そして今度は手早く丸をつけ、担任に提出してきた。

「……うん、手間かけさせて悪いな」
「ホントそうですよ」
「悪い悪い。で、話は変わるんだが、お前、進学する気は無いのか? さっき医学部に行きたいみたいなことも言ってたけど」
「進学ですかぁ……、興味ないですね」
「そうか? いや、高卒就職もなかなか厳しいと思うが。それに今から勉強すれば、まだまだ伸びる可能性はあるんだからさ」
「いや、でもやっぱり大学や専門学校には興味ないですね。ま、小学校進学なら興味あるんですけど」
「ゴフッ!!!」

衝撃告白に思わずむせ返る担任。

「しょ、小学校ってお前……」
「だって大学とかだと周りの人間がみんな同年代とか年上の大人じゃないですか。小学校に行けるんだったら、周りはみんな自分よりちっちゃい子だし、いいかなぁ〜って思って」
「……お前絶対ロリコンだろ」
「違うって言ってるじゃないですか!!」
「いーや、今回ばかりは信用ならねぇ。第一さっき自分からちっちゃい子がいいとか言ったじゃないか」
「それはそういう意味じゃないですよ!!」
「じゃあどういう意味だ?」
「それは、周りが大人たちばかりだったら勉強とかついていくのも大変じゃないですか。それがみんなちっちゃい子だと、いくらバカでも簡単についていけるんですよ。それが楽だなぁ〜って思っただけです!!」
「……」

あまりにも無茶苦茶な反論だったが、見つめる彼の目が一点の曇りもなく澄み渡っていることから、担任は半ば圧倒されるような感じで口ごもってしまう。
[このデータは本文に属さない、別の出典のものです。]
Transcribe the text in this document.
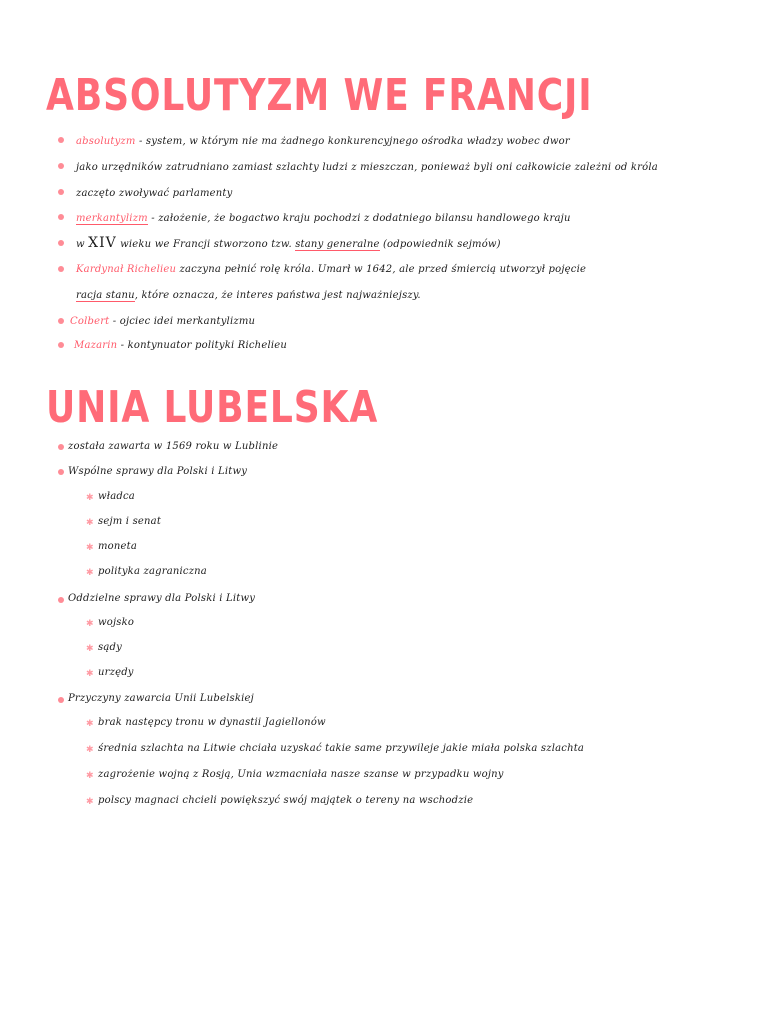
ABSOLUTYZM WE FRANCJI
absolutyzm - system, w którym nie ma żadnego konkurencyjnego ośrodka władzy wobec dwor
jako urzędników zatrudniano zamiast szlachty ludzi z mieszczan, ponieważ byli oni całkowicie zależni od króla
zaczęto zwoływać parlamenty
merkantylizm - założenie, że bogactwo kraju pochodzi z dodatniego bilansu handlowego kraju
w XIV wieku we Francji stworzono tzw. stany generalne (odpowiednik sejmów)
Kardynał Richelieu zaczyna pełnić rolę króla. Umarł w 1642, ale przed śmiercią utworzył pojęcie
racja stanu, które oznacza, że interes państwa jest najważniejszy.
Colbert - ojciec idei merkantylizmu
Mazarin - kontynuator polityki Richelieu
UNIA LUBELSKA
została zawarta w 1569 roku w Lublinie
Wspólne sprawy dla Polski i Litwy
✱ władca
✱ sejm i senat
✱ moneta
✱ polityka zagraniczna
Oddzielne sprawy dla Polski i Litwy
✱ wojsko
✱ sądy
✱ urzędy
Przyczyny zawarcia Unii Lubelskiej
✱ brak następcy tronu w dynastii Jagiellonów
✱ średnia szlachta na Litwie chciała uzyskać takie same przywileje jakie miała polska szlachta
✱ zagrożenie wojną z Rosją, Unia wzmacniała nasze szanse w przypadku wojny
✱ polscy magnaci chcieli powiększyć swój majątek o tereny na wschodzie
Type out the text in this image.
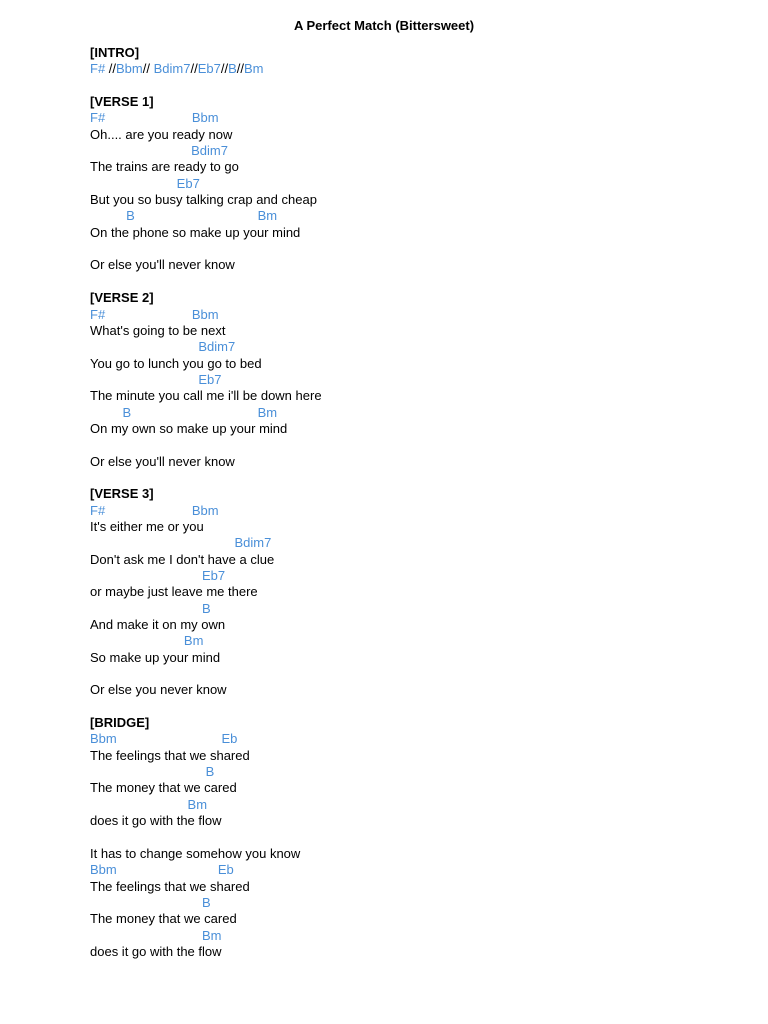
A Perfect Match (Bittersweet)
[INTRO]
F# //Bbm// Bdim7//Eb7//B//Bm
[VERSE 1]
F#                        Bbm
Oh.... are you ready now
Bdim7
The trains are ready to go
Eb7
But you so busy talking crap and cheap
B                                  Bm
On the phone so make up your mind
Or else you'll never know
[VERSE 2]
F#                        Bbm
What's going to be next
Bdim7
You go to lunch you go to bed
Eb7
The minute you call me i'll be down here
B                                   Bm
On my own so make up your mind
Or else you'll never know
[VERSE 3]
F#                        Bbm
It's either me or you
Bdim7
Don't ask me I don't have a clue
Eb7
or maybe just leave me there
B
And make it on my own
Bm
So make up your mind
Or else you never know
[BRIDGE]
Bbm                             Eb
The feelings that we shared
B
The money that we cared
Bm
does it go with the flow
It has to change somehow you know
Bbm                            Eb
The feelings that we shared
B
The money that we cared
Bm
does it go with the flow
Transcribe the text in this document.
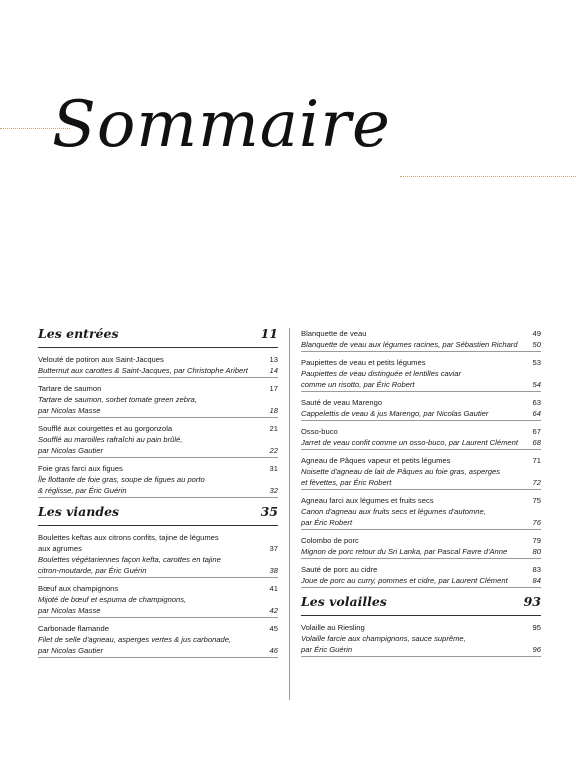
Sommaire
Les entrées	11
Velouté de potiron aux Saint-Jacques	13
Butternut aux carottes & Saint-Jacques, par Christophe Aribert	14
Tartare de saumon	17
Tartare de saumon, sorbet tomate green zebra,
par Nicolas Masse	18
Soufflé aux courgettes et au gorgonzola	21
Soufflé au maroilles rafraîchi au pain brûlé,
par Nicolas Gautier	22
Foie gras farci aux figues	31
Île flottante de foie gras, soupe de figues au porto
& réglisse, par Éric Guérin	32
Les viandes	35
Boulettes keftas aux citrons confits, tajine de légumes
aux agrumes	37
Boulettes végétariennes façon kefta, carottes en tajine
citron-moutarde, par Éric Guérin	38
Bœuf aux champignons	41
Mijoté de bœuf et espuma de champignons,
par Nicolas Masse	42
Carbonade flamande	45
Filet de selle d'agneau, asperges vertes & jus carbonade,
par Nicolas Gautier	46
Blanquette de veau	49
Blanquette de veau aux légumes racines, par Sébastien Richard	50
Paupiettes de veau et petits légumes	53
Paupiettes de veau distinguée et lentilles caviar
comme un risotto, par Éric Robert	54
Sauté de veau Marengo	63
Cappelettis de veau & jus Marengo, par Nicolas Gautier	64
Osso-buco	67
Jarret de veau confit comme un osso-buco, par Laurent Clément	68
Agneau de Pâques vapeur et petits légumes	71
Noisette d'agneau de lait de Pâques au foie gras, asperges
et fèvettes, par Éric Robert	72
Agneau farci aux légumes et fruits secs	75
Canon d'agneau aux fruits secs et légumes d'automne,
par Éric Robert	76
Colombo de porc	79
Mignon de porc retour du Sri Lanka, par Pascal Favre d'Anne	80
Sauté de porc au cidre	83
Joue de porc au curry, pommes et cidre, par Laurent Clément	84
Les volailles	93
Volaille au Riesling	95
Volaille farcie aux champignons, sauce suprême,
par Éric Guérin	96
「もう書いたから帰っていいですよね。時間無いんですから」
「あ、あぁ……。悪かったな」
「ホントですよ、もう。何で放課後残ってまでこんな不愉快な思いをしなきゃいけないんですか、ったく……」
「……」
「それじゃ、失礼します」

そう言って席を立ち、男子は鼻息荒く教室を立ち去っていった。
残されたのは、ぼんやりと席に座ったままの担任。

「……ん?」

と、男子の立ち去った席に一枚のメモが落ちていることに気がついた。

「忘れ物か?」

おもむろにそれを拾い上げる担任。
そこに書かれていた内容は……

「……みどり保育園・16:48、3名、さくら幼稚園・17:05、1名」

定規できれいに引かれたマス目に、幼稚園名と時刻、それに人数の記載。
紙の一番上に記載されているこの票のタイトルは……『幼稚園バス到着時刻表』

「……どうしよう、俺」

彼のクロを確信した担任は、更に深く頭を抱え込むのであった。